Bizimle iletişime geçin

Kıbrıs

Kıbrıs için kritik zamanlar

HİSSE:

Yayınlanan

on

Kaydınızı, onayladığınız şekillerde içerik sağlamak ve sizi daha iyi anlamak için kullanırız. İstediğiniz zaman abonelikten çıkabilirsiniz.

Başkan Chrystodoulides, 5 Mart'ta ulusa Amerikan tarzı bir konuşma yapmaya karar verdi Birliğin Durumu Andreas C Chrysafis, konuşması ve kamuoyuna hükümetinin on iki aylık performansını sunması ve aynı zamanda geleceğe yönelik planları hakkında da konuşması gerektiğini yazıyor.

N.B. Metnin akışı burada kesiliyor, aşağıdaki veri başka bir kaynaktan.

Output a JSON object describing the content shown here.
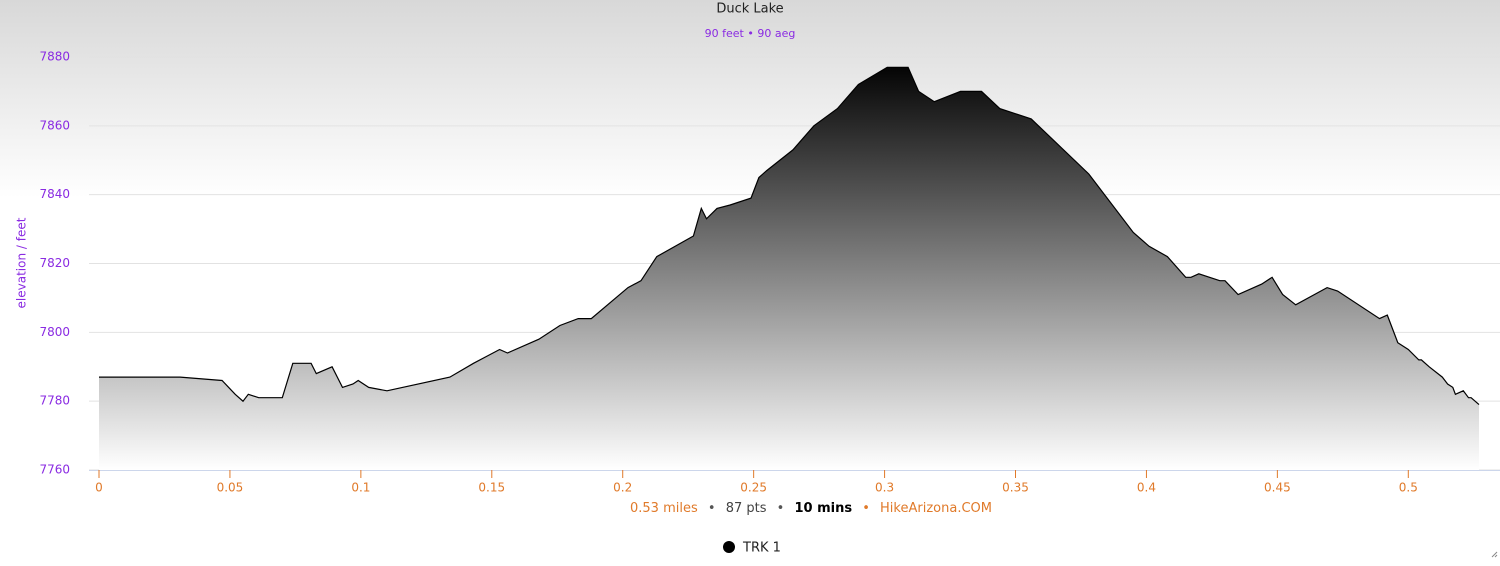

Çoklu TV yayını, başkanın siyasi konulardaki mesajını ve vatandaşların moralini ve ekonomik durumunu iyileştirmeye yönelik planlarını duyma beklentisi içinde olan ülke çapında bir izleyici kitlesinin ilgisini çekti; cezalandırıcı vergi bombardımanına maruz kalan vatandaşlar; temel ihtiyaçların artan maliyetleri, yoksulluk ve ulusun karşı karşıya olduğu zorlu yaşam koşullarının iyileştirilmesi!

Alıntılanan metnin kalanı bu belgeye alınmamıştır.